Oiling welfare's wheels

Leader
Tuesday August 17, 2004
The Guardian

It was, surely, a great victory for democracy in Venezuela yesterday of the 
kind for which George Bush is striving through-out the world - and this in 
America's own backyard. The Venezuelan president, Hugo Chávez, had submitted 
to a recall referendum, admittedly at first with reluctance but more 
recently declaring his firm commitment to step down if the vote went against 
him. After a vigorous campaign on both sides, Venezuelans queued for hours 
to cast their votes in the highest poll the country has ever recorded. The 
polls were kept open till midnight because of the sheer number of voters and 
the use of electronic technology which, while prolonging the operation, also 
provided a guarantee against fraud.

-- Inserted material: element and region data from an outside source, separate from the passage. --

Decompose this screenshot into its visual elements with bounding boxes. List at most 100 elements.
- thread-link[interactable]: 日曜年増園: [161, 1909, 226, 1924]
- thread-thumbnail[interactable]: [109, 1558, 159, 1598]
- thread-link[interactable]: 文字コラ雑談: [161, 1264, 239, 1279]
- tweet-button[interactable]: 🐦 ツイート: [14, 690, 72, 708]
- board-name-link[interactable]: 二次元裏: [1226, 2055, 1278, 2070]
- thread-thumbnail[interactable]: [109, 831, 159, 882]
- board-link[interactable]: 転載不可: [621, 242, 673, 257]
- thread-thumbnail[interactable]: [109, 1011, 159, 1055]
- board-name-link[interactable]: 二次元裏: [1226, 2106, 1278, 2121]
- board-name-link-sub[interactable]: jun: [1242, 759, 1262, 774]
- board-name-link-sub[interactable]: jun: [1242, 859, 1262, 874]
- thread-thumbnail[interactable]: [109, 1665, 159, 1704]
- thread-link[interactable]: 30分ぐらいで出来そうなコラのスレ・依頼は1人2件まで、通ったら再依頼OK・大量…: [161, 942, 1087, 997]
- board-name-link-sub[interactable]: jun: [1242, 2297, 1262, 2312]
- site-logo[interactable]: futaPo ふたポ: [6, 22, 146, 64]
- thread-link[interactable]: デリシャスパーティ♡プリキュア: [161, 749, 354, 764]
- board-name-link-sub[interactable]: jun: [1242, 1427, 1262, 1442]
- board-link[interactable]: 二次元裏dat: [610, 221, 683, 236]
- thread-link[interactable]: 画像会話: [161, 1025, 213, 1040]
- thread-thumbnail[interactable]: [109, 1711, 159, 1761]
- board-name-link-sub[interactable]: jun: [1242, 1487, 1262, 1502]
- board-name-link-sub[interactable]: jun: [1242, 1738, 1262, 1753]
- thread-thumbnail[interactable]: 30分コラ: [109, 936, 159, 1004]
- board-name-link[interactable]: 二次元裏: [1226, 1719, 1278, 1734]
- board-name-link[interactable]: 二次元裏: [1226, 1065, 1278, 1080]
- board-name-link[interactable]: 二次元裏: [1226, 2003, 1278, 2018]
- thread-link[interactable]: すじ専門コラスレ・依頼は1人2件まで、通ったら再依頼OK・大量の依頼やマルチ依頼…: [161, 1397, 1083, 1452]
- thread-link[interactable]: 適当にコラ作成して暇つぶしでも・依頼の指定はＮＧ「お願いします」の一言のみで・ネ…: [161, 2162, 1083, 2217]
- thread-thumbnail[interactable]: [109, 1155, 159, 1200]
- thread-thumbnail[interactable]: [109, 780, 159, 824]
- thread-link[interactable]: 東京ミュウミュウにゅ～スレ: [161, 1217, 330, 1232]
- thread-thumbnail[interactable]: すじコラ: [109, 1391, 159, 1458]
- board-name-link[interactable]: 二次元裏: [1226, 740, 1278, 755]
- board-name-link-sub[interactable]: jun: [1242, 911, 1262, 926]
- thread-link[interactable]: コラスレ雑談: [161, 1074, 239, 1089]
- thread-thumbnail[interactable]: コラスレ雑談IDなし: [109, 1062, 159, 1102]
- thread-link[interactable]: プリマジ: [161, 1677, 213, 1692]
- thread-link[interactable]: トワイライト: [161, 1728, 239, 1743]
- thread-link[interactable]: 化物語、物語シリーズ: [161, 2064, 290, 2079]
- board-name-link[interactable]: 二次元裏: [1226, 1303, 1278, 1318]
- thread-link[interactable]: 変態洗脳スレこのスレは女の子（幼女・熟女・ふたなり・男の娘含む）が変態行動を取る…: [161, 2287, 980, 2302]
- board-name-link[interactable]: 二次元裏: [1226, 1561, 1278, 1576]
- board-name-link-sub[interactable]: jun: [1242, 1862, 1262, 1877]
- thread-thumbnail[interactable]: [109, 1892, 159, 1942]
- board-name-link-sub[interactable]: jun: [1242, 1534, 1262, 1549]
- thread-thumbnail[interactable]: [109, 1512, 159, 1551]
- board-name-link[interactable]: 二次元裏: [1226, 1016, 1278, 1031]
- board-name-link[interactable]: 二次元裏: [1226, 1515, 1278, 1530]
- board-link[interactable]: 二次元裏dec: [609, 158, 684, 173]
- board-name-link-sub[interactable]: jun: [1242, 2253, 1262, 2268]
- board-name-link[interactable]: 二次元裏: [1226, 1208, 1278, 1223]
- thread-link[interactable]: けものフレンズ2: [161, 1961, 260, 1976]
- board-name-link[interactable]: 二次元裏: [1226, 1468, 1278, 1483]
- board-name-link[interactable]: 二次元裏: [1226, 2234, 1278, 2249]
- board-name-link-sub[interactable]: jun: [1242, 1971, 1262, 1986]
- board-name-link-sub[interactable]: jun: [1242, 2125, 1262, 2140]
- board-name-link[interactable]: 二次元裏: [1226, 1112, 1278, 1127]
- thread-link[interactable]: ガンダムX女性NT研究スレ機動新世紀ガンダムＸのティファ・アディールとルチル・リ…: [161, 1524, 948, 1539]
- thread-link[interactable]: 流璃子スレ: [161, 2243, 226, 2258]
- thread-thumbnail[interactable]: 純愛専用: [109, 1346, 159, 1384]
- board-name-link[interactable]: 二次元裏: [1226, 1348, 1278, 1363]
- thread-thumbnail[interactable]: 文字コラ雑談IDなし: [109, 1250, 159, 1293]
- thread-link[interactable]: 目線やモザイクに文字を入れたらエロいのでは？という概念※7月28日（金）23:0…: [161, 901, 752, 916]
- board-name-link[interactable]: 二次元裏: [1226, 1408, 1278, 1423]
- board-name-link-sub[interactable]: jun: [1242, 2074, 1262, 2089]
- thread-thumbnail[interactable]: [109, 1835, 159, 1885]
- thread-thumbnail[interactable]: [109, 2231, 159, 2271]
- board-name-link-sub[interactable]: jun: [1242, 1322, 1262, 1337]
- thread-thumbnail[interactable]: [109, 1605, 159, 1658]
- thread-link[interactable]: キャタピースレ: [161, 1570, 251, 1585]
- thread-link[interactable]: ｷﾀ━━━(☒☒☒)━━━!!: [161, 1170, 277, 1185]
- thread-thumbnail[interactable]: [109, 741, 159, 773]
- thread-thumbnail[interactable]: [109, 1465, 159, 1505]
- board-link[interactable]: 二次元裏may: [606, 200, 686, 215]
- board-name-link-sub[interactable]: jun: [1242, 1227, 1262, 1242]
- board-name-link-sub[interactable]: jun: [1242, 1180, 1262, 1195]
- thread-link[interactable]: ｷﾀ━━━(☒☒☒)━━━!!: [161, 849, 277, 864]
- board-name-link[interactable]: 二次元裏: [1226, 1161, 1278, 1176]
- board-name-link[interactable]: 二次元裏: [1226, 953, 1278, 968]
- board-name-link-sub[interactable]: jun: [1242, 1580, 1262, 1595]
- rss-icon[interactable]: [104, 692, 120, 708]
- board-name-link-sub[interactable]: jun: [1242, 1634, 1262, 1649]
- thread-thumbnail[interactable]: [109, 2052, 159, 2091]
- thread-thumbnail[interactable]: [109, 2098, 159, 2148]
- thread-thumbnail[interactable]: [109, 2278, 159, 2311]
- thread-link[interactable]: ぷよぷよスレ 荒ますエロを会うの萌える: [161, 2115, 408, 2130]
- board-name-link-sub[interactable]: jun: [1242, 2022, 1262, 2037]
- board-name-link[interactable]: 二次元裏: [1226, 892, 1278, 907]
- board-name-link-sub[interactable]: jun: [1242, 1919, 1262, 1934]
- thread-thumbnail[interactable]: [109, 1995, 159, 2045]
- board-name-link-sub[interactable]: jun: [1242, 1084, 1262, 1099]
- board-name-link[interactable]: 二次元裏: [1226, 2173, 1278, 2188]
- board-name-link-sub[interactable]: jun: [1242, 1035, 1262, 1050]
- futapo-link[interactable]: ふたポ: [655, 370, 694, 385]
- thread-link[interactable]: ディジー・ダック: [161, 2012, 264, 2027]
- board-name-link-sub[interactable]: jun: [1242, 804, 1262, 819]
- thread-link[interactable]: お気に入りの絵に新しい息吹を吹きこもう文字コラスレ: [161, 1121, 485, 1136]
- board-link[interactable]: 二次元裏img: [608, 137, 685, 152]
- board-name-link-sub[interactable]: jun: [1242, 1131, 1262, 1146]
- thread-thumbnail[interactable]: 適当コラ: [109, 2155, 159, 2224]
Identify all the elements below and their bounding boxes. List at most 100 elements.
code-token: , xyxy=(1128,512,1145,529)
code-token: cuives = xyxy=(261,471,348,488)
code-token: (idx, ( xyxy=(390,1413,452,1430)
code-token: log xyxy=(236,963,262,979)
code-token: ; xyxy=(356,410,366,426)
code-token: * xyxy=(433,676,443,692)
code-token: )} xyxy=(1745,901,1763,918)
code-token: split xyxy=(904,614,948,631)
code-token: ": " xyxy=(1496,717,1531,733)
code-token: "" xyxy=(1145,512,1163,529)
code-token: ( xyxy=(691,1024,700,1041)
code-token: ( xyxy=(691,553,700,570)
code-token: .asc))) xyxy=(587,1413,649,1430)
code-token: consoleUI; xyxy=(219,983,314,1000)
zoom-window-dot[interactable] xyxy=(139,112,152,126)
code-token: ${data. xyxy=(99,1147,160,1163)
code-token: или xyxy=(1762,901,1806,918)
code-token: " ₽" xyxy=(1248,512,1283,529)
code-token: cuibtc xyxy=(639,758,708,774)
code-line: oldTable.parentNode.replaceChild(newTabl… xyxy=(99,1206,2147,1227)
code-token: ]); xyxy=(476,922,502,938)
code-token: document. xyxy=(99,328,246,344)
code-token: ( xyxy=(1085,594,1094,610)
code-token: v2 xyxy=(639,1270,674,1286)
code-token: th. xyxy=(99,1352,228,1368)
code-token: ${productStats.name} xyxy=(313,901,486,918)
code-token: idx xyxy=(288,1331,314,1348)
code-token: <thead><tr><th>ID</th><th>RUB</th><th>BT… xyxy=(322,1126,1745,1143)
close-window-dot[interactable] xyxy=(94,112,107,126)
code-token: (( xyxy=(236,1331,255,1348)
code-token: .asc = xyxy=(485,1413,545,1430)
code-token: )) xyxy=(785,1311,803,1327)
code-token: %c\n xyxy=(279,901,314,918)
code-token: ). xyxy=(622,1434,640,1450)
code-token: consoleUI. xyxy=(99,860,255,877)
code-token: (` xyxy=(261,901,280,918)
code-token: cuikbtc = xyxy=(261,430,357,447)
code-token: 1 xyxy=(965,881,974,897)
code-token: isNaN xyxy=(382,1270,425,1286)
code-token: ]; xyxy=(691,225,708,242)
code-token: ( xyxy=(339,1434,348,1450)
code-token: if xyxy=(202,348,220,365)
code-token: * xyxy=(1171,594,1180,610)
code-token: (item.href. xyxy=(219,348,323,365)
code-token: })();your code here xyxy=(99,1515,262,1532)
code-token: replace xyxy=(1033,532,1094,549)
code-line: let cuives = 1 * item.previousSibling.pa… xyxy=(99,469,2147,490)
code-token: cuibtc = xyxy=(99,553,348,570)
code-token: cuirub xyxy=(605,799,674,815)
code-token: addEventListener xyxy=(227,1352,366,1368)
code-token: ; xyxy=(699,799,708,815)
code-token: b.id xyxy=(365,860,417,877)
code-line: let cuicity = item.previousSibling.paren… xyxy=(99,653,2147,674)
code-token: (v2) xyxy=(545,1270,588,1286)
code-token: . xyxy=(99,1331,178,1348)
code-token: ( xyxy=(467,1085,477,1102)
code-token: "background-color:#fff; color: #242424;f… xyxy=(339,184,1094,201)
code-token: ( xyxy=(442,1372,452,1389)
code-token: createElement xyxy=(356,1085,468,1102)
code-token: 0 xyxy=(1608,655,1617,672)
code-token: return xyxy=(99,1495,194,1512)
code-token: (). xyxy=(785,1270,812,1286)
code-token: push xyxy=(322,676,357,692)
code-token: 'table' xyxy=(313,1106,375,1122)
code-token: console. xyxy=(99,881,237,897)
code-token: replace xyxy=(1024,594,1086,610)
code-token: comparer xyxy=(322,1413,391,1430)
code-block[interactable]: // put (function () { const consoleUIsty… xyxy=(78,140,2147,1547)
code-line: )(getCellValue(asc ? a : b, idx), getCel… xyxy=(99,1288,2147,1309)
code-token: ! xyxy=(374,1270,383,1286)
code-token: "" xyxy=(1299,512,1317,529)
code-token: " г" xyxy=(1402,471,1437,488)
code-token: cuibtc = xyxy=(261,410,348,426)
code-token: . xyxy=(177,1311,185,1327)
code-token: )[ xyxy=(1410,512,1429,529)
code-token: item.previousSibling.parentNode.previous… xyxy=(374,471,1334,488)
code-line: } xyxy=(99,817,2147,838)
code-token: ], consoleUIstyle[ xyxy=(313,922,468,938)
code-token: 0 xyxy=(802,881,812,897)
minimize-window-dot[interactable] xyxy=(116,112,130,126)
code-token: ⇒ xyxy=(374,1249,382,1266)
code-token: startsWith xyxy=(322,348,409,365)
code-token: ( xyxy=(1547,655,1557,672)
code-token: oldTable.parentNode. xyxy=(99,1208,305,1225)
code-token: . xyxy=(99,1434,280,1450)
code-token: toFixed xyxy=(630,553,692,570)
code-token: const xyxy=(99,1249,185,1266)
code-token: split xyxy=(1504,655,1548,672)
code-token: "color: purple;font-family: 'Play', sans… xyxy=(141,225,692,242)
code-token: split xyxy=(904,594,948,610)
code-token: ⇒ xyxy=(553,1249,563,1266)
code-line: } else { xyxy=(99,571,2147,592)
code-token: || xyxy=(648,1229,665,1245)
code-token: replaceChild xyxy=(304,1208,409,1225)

With a clear majority in his favour, Mr 
Chávez resisted the temptation to lambast the opposition which has been 
trying for years to undermine him by fair means and foul: instead he 
acknowledged their good faith and called for national reconciliation. In a 
gloomy world, this was good news coming out of Caracas.
Yet to no one's great surprise, Mr Chávez's victory was instantly challenged 
by the opposition which is claiming foul, on the basis of the alleged 
results of its own exit polls. In view of the large margin between the two 
sides, that will be a very difficult proposition to sustain: the definitive 
word must await the verdicts of international monitors but the result 
already appears to be in line with the samplings of the Organisation of 
American States observers. Even if the result is universally accepted, a 
second line of argument is already being deployed against Mr Chávez, who was 
widely described in news reports yesterday as a "populist president" who had 
engaged in "lavish spending" on welfare programmes to boost his popularity 
with the electorate.

The suggestion that a ruling politician may seek to win votes by embarking 
on policies that benefit the majority of voters is hardly a sensation in 
most democratic societies, including our own. However let us be clear what 
is being talked about here. Although Venezuela is the world's fifth biggest 
oil producer, with the largest reserves outside the Middle East, it is still 
a society where one in three live in acute poverty and Mr Chávez has made no 
secret from the start of his determination to improve their lot. While his 
flamboyant style of leadership has alienated some who were previously 
supporters, and he has failed to deal effectively with unemployment, the 
main thrust of opposition has come from the elite and middle-class interests 
who oppose his redistributive policies. Ironically the failure of the coup 
of 2002 which they launched (with ill-judged approval from Washington) gave 
Mr Chávez the opportunity to radically reorganise the state oil company and 
divert a significant portion of its revenues into welfare, educational and 
health programmes.

Initially, oil pundits predicted that Mr Chávez would cripple production and 
kill off Venezuela's golden goose. Now it is admitted, as the New York Times 
reported last month, that Venezuela has made a "Herculean return" to the 
international market. While raising oil royalties Mr Chávez has been careful 
not to frighten off foreign investors: indeed he has been lambasted by the 
ultra-left for his alleged "defence of capitalist interests". International 
criticism is now focused more narrowly on the argument that Mr Chávez is the 
beneficiary of higher oil prices and that re-investment has suffered from 
his social expenditure.

Though the point may be debated at length it is hardly sufficient grounds 
for removing a president in mid-term. Radical change cannot avoid dividing a 
society already polarised by wealth and poverty but Mr Chávez's critics 
should take a less dramatic view and accept the democratic verdict.